You are small minded because you are unwilling to read and listen to what people have to say. All these pages of posts and all you got out of it is that we want to go to the NIT over the NCAA? That is not it. That was actually a scenario that was thrown out there by one of your buddies likely. That turned into a debate that we are at now. I won't rehash it but I'll let you go back an read the posts.
I think that in recent years, the purpose of the regular season was to improve on a steady path that would have us peaking come tournament time so we are at our best. We've seen so many conference games where the team just didn't show up and we'd lose to opponents we are supposed to beat etc. that it makes you think were we specifically focused on winning the conference regular season. If the coach has this philosophy and is openly admitting it I believe the players grab on to it as well and there is less success. Winning the conference regular season is a grind. It takes focus, talent and a little luck from time to time. Its hard to have that focus when you have the conference tournament in the back of your mind the whole time.
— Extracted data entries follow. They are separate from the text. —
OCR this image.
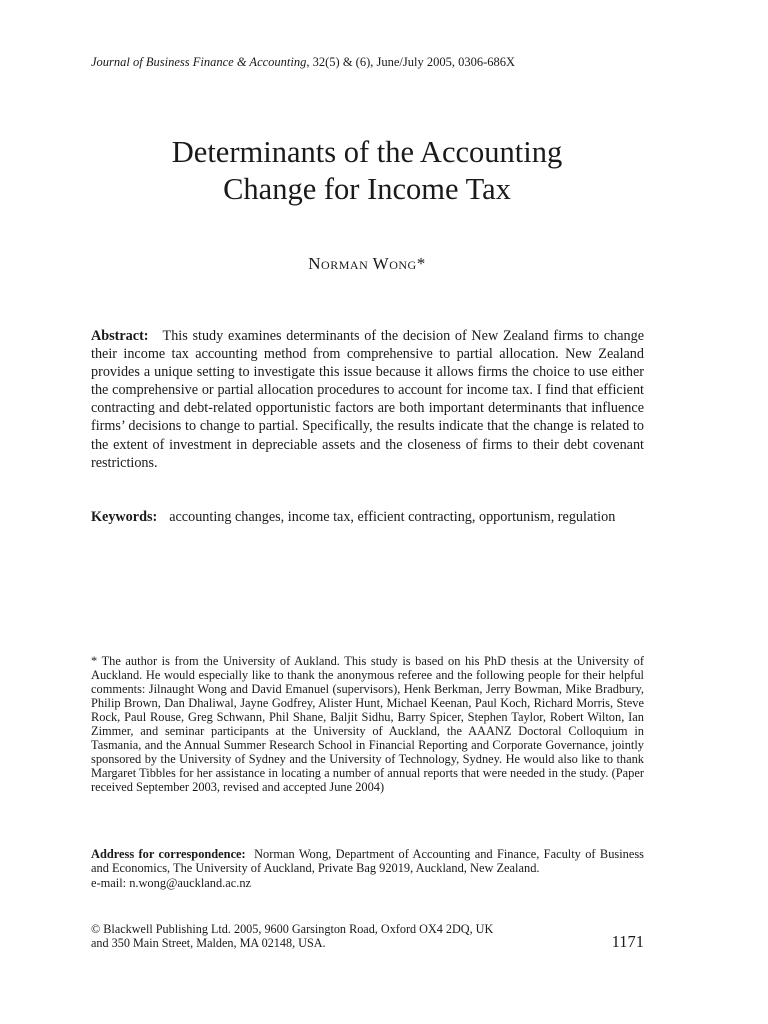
Journal of Business Finance & Accounting, 32(5) & (6), June/July 2005, 0306-686X
Determinants of the Accounting
Change for Income Tax
Norman Wong*

Abstract: This study examines determinants of the decision of New Zealand firms to change their income tax accounting method from comprehensive to partial allocation. New Zealand provides a unique setting to investigate this issue because it allows firms the choice to use either the comprehensive or partial allocation procedures to account for income tax. I find that efficient contracting and debt-related opportunistic factors are both important determinants that influence firms’ decisions to change to partial. Specifically, the results indicate that the change is related to the extent of investment in depreciable assets and the closeness of firms to their debt covenant restrictions.

Keywords: accounting changes, income tax, efficient contracting, opportunism, regulation

* The author is from the University of Aukland. This study is based on his PhD thesis at the University of Auckland. He would especially like to thank the anonymous referee and the following people for their helpful comments: Jilnaught Wong and David Emanuel (supervisors), Henk Berkman, Jerry Bowman, Mike Bradbury, Philip Brown, Dan Dhaliwal, Jayne Godfrey, Alister Hunt, Michael Keenan, Paul Koch, Richard Morris, Steve Rock, Paul Rouse, Greg Schwann, Phil Shane, Baljit Sidhu, Barry Spicer, Stephen Taylor, Robert Wilton, Ian Zimmer, and seminar participants at the University of Auckland, the AAANZ Doctoral Colloquium in Tasmania, and the Annual Summer Research School in Financial Reporting and Corporate Governance, jointly sponsored by the University of Sydney and the University of Technology, Sydney. He would also like to thank Margaret Tibbles for her assistance in locating a number of annual reports that were needed in the study. (Paper received September 2003, revised and accepted June 2004)

Address for correspondence: Norman Wong, Department of Accounting and Finance, Faculty of Business and Economics, The University of Auckland, Private Bag 92019, Auckland, New Zealand.
e-mail: n.wong@auckland.ac.nz

© Blackwell Publishing Ltd. 2005, 9600 Garsington Road, Oxford OX4 2DQ, UK
and 350 Main Street, Malden, MA 02148, USA.	1171
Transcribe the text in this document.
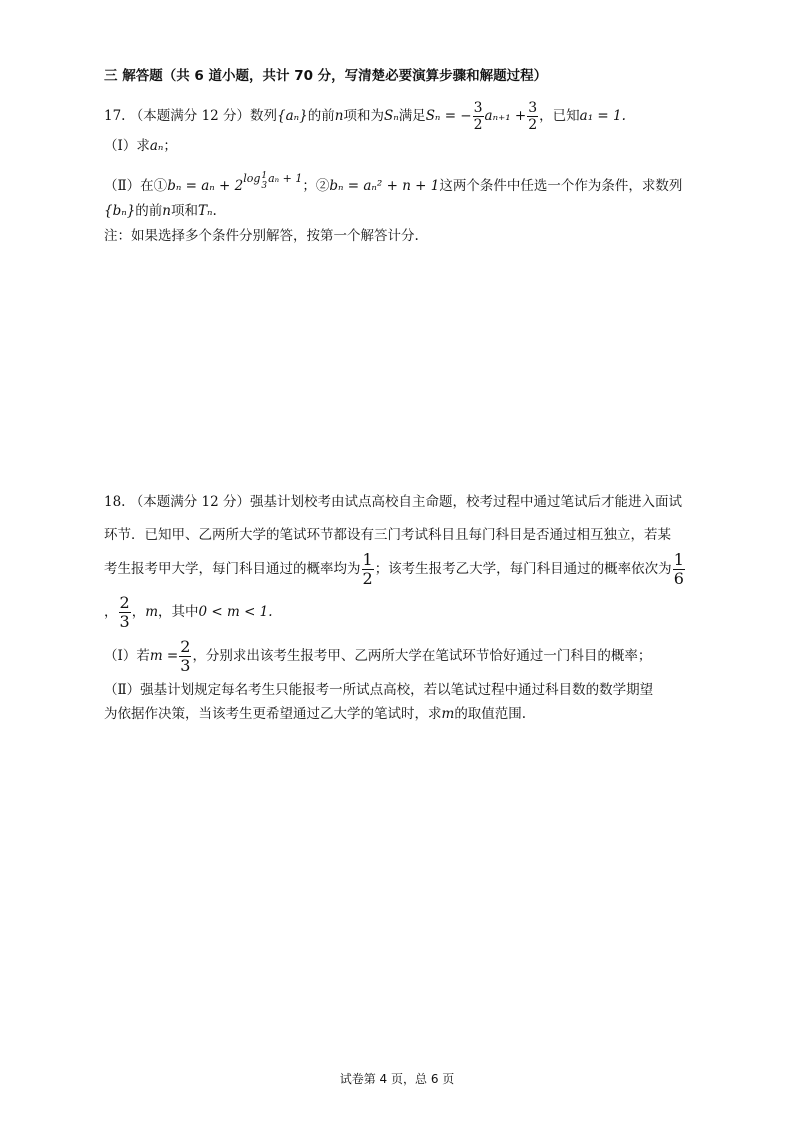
三 解答题（共 6 道小题，共计 70 分，写清楚必要演算步骤和解题过程）
17. （本题满分 12 分）数列{aₙ}的前n项和为Sₙ满足Sₙ = − $\frac{3}{2} a_{n+1} + \frac{3}{2}$ ，已知a₁ = 1.
（Ⅰ）求aₙ；
（Ⅱ）在①bₙ = aₙ + 2log 1
3
aₙ + 1；②bₙ = aₙ² + n + 1这两个条件中任选一个作为条件，求数列
{bₙ}的前n项和Tₙ.
注：如果选择多个条件分别解答，按第一个解答计分.
18. （本题满分 12 分）强基计划校考由试点高校自主命题，校考过程中通过笔试后才能进入面试
环节．已知甲、乙两所大学的笔试环节都设有三门考试科目且每门科目是否通过相互独立，若某
考生报考甲大学，每门科目通过的概率均为 $\frac{1}{2}$ ；该考生报考乙大学，每门科目通过的概率依次为 $\frac{1}{6}$
， $\frac{2}{3}$ ，m，其中0 < m < 1.
（Ⅰ）若$m = \frac{2}{3}$ ，分别求出该考生报考甲、乙两所大学在笔试环节恰好通过一门科目的概率；
（Ⅱ）强基计划规定每名考生只能报考一所试点高校，若以笔试过程中通过科目数的数学期望
为依据作决策，当该考生更希望通过乙大学的笔试时，求m的取值范围.
试卷第 4 页，总 6 页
Yes to all of the above by Zephyr.
We as fans from a fans point of view should accept what Zephyr is preaching, and quit muddying the water with nonsense.
I never played a college sport. I was a wanna-be high school athlete, who played whatever they would let me on the team to play, usually poorly. But I hate losing anything. Trivial Pursuit, dominoes, basketball pick up games....anything. I find it inconceivable that college athletes don't try to win every game they are in. If it's so, I want a whole new bunch of athletes to go with the new coach. Working in a coal mine is a grind. Playing basketball when you are in your early 20's is fun.
I'm not disagreeing that what you are saying is true. It just goes against everything I believe about competitors.
That's a good explanation. And your extremely long 3 paragraph post prior was also a very good closing summary of this thread.
One of the reasons that threads like this one linger on and on is due to the extremely limited statements of certain posters. Without context, these back and forth and back and forth strings of misunderstandings and misrepresentations occur. I think that's what a lot of posters like. They don't want 6 sentences that pull together an answer. Very limited attention spans (or slow reading skills) require a "Trump tweet"... so that nothing of substance can be misrepresented by another statement of no substance.
Zephyr isn't questioning the heart or goal of the individual players. He's saying that if a coach "signals" or states that the 3 games in March are by far the most important... he is not creating an "every game, every play matters... program building" attitude throughout the season.
In the past, when Marlin saw a lackluster season staring him in the face.. he wanted the fan base and players to ignore the present and instead look forward to the 3 games in March. I think too many fans are taking that as his only mission. What he says on a daily basis to the team is vastly more important than what he says at a press conference.